In the early afternoon of October 18, 1905, the Kaliyuga departed Marquette, Michigan with a cargo of iron ore, bound for Erie, Pennsylvania. She passed through the locks at Sault Ste. Marie early on the morning of October 19, passing from Lake Superior to Lake Huron. A strong gale began blowing out of the northeast later that morning, catching the Kaliyuga on the open lake. With no safe anchorage nearby, the Kaliyuga was forced to ride out the storm by heading east towards the Bruce Peninsula, away from the lee shore.

Steaming eastwards while being pushed southwards by the strong wind, the Kaliyuga made slow progress. At 4:00 pm she was sighted by the steamer Frontenac, seven miles east of Presque Isle, Michigan. She was spotted for the second and last time by Captain John Duddleson of the steamer L. C. Waldo around sunset, between Middle Island and Thunder Bay Island. At around 2:00 am on the morning of October 20, the gale swung direction from northeast to northwest.

Wreckage in the form of the Kaliyuga's pilothouse was found on October 26 in Georgian Bay near Cove Island by the steamer Lillie Smith. The body of oiler Charles Beaugrand was found on October 29 3 miles south of Kincardine, Ontario. He was identified by a notebook with his name on it. On the second page was a good-bye note:

"Dear Father: Good-bye. I have a bank book in the Cleveland Society of Savings. Good-bye mother, dear sister and brother. xxxx A kiss for all."

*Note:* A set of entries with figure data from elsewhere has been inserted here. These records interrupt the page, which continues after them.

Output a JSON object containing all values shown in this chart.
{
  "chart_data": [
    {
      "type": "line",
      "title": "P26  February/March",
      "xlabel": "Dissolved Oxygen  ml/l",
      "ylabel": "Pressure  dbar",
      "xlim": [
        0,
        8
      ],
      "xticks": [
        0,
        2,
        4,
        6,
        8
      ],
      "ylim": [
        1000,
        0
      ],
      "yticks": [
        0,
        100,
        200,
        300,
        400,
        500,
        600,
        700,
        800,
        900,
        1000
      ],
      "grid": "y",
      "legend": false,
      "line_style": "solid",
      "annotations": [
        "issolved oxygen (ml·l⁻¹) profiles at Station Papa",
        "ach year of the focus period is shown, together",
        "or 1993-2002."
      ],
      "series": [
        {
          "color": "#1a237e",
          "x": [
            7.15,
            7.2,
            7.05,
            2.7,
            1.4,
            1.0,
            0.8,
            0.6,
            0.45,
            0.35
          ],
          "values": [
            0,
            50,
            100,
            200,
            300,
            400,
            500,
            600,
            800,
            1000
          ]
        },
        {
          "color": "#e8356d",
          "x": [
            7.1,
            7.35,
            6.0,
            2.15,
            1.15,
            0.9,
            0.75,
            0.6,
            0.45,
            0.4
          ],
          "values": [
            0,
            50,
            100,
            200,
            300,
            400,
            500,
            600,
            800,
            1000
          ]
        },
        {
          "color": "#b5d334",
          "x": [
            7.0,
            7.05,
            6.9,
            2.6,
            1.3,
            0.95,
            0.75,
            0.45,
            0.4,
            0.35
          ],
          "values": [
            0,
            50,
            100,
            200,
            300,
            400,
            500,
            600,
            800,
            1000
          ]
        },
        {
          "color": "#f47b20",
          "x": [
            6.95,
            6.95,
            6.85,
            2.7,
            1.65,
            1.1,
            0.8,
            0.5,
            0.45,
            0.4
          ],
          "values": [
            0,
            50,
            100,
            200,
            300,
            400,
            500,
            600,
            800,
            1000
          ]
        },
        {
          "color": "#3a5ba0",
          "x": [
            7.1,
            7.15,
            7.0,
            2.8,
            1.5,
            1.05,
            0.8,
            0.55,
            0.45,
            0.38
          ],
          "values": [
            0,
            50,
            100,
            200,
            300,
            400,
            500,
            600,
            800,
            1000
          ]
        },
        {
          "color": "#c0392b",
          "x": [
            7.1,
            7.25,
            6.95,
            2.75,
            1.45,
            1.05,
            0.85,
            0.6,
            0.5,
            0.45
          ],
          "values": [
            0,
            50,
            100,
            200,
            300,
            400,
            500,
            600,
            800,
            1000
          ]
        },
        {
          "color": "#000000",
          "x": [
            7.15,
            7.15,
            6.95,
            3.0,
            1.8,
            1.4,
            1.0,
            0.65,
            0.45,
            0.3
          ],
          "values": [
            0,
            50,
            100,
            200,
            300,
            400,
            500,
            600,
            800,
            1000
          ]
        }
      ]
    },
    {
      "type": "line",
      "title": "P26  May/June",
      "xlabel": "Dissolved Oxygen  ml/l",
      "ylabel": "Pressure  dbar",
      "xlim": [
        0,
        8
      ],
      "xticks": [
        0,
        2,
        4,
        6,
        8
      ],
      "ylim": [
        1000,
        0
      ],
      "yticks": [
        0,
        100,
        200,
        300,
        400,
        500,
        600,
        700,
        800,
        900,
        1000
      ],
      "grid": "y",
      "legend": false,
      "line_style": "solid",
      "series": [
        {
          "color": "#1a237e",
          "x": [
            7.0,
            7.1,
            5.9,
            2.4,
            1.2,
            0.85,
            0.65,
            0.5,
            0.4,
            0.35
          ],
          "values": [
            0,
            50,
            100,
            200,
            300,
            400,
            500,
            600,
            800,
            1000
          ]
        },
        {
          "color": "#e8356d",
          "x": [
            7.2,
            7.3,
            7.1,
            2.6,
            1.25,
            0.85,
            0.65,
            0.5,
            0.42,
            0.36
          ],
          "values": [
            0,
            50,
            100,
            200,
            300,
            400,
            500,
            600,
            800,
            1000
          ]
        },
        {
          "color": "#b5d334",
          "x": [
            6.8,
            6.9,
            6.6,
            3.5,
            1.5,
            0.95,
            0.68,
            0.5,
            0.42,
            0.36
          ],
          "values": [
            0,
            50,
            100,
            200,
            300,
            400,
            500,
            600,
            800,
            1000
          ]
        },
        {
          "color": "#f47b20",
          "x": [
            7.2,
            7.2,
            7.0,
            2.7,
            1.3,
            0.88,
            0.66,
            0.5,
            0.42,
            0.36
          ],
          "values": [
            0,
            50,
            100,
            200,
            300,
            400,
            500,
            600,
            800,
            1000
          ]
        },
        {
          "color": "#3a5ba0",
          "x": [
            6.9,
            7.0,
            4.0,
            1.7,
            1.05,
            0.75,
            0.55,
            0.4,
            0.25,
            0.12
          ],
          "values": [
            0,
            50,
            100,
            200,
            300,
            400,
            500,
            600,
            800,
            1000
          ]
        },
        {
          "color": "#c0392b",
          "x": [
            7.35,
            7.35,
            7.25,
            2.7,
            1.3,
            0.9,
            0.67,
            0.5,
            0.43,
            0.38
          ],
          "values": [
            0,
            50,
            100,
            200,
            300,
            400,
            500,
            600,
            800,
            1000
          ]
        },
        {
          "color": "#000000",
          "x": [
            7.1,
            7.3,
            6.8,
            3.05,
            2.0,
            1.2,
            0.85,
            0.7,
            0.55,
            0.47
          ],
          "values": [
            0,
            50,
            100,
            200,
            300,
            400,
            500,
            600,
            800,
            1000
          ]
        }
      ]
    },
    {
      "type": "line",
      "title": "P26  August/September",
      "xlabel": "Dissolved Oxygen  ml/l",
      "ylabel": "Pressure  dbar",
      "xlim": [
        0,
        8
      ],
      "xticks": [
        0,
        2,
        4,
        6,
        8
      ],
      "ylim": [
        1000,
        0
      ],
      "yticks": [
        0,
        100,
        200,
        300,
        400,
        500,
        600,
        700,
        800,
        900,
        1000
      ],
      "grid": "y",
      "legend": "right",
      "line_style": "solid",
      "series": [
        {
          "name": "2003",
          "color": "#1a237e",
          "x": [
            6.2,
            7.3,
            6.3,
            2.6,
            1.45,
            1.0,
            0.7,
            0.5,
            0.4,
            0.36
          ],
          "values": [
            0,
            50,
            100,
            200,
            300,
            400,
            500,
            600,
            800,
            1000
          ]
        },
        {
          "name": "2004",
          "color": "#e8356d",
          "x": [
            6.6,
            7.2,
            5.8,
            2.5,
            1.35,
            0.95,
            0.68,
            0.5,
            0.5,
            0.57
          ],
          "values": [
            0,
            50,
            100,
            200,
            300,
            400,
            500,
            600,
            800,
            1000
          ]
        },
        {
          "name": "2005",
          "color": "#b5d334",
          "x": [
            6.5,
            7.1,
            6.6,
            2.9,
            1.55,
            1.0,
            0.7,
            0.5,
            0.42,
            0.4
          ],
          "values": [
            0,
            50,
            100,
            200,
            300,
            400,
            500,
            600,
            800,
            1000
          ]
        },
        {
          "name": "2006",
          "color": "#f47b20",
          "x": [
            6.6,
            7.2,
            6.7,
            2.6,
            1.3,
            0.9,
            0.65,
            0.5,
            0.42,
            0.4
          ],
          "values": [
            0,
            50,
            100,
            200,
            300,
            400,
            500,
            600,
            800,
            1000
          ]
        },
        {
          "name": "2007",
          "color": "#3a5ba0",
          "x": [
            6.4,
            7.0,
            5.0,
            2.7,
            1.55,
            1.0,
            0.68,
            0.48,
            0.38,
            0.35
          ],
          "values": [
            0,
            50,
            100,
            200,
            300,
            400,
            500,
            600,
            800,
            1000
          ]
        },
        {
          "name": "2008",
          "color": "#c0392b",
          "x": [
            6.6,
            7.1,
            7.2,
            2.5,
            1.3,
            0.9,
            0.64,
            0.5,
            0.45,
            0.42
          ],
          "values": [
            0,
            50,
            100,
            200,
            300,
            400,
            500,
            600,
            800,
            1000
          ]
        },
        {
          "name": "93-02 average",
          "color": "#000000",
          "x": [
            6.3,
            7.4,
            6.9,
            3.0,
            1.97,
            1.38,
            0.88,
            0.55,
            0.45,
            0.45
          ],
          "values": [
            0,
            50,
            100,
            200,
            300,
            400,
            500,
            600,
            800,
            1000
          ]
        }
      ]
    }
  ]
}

On November 2 three more bodies were recovered. The body of what was initially thought to be a fireman was found in the harbour of Port Elgin, Ontario, but was later identified as deckhand John Rush. The bodies of deckhand John Yotter and steward Laflamme were found near Southampton, Ontario. Both Beaugrand and Rush were reported found wearing Kaliyuga life preservers.

Based on the locations of the bodies and the wreckage, there are two theories as to the fate of the Kaliyuga.

First theory: the Kaliyuga sank in the middle of Lake Huron on the evening of October 19, either overcome by high waves or caught when the wind shifted direction. The storm blew the bodies to the southeast, while a current carried the wreckage into Georgian Bay.

Second theory: the Kaliyuga reached the eastern shore of Lake Huron, losing men overboard en route. As she arrived the wind shifted, and the Kaliyuga was then at risk of being driven ashore. Therefore, she tried to round the Bruce Peninsula to reach shelter in Georgian Bay, but hit a shoal in either Main or Macgregor Channel on the morning of October 20.

The Kaliyuga had a crew of 17, but second mate Charles Murphy had missed the boat at Erie, Pennsylvania a few days before the Kaliyuga's final trip. It has been noted that for a ship of this size, the Kaliyuga was significantly undermanned. A crew of 24 or 26 was normal, with 4-6 firemen, 4-6 coal passers, as well as a third mate and a third engineer.